But in this crazy supposedly-post-racism era, it seems, oddly, that black and white do still exist- and are loaded words, especially in the courtroom.
Take, for example, the two recent court cases surrounding fire department exams, one in New York City and one in New Haven. In the New York City court case, decided on Wednesday in a federal district court, it was ruled that tests used by the Fire Department of New York were discriminatory to minority test-takers; here I quote presiding Judge Nicholas Garaufis: "These examinations unfairly excluded hundreds of qualified people of color from the opportunity to serve as New York City firefighters." The good judge wrote in his ruling that the FDNY was still "monochromatic" even in the face of an overwhelmingly diverse population. And this from the melting pot of America?

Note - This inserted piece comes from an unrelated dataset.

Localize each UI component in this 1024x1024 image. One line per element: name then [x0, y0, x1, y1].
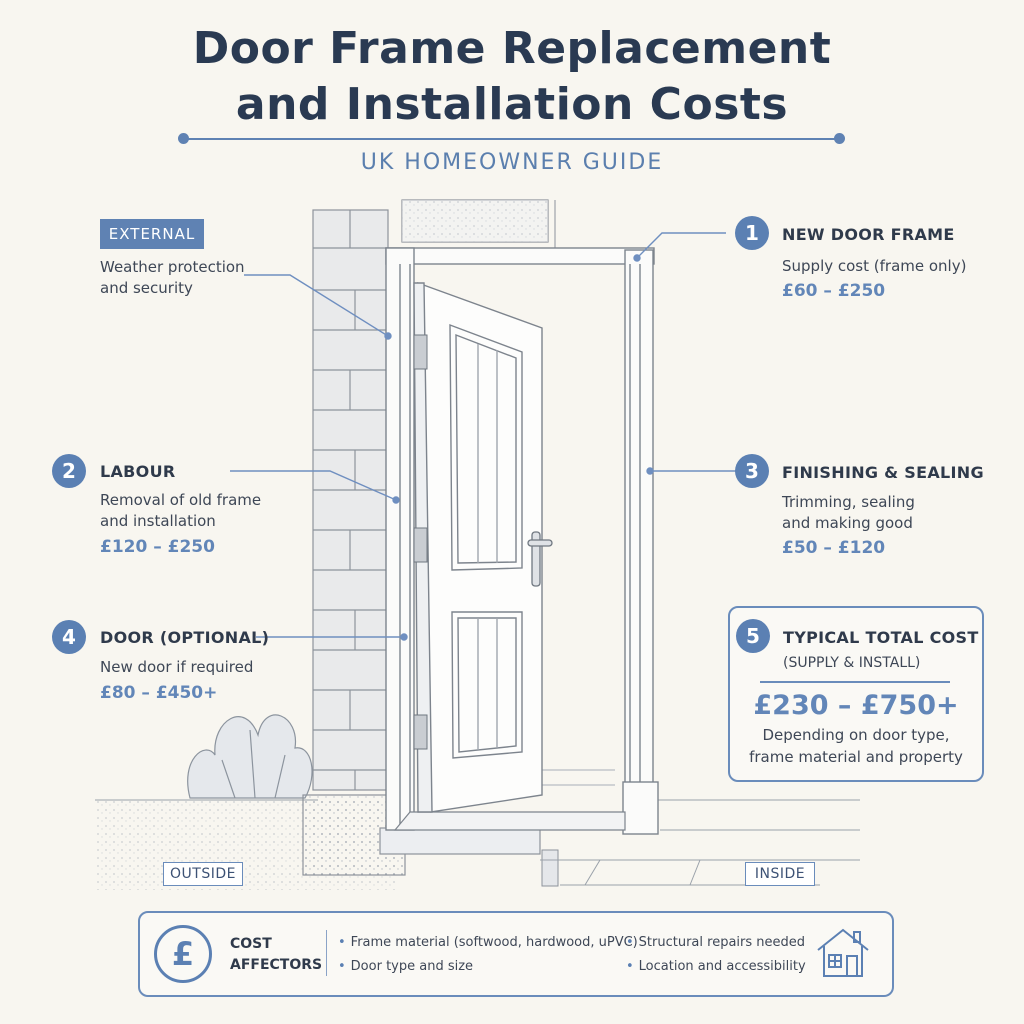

On the other hand, the recent Supreme Court case Ricci v. DiStefano concluded with a verdict in New Haven's white firefighters' favor- tests cannot be thrown out simply because the fire department fears lawsuits from minority applicants when the tests yield disproportionate racial results. Incidentally, our new Supreme Court nominee Sonia Sotomayor had originally ruled in favor of the tests' dismissal (which makes her situation just that more complicated, especially since she is Hispanic). Also incidentally, Ricci v. DiStefano was a 5-4 decision: five traditionally conservative justices to four traditionally liberal justices (which makes the situation still decidedly old-fashioned in a way-- remember back when the liberals wanted equality for minorities and the conservatives dragged their feet?).
What does this tell us? For one, that accusations of racism have become a double-edged sword; it used to be that minorities were discriminated against in almost all cases (see as an example New Haven). Now, some think that whites are discriminated against, in prevention of discrimination against minorities (take a look at New York).
The race card is definitely not as simple to play as it used to be, that's for sure.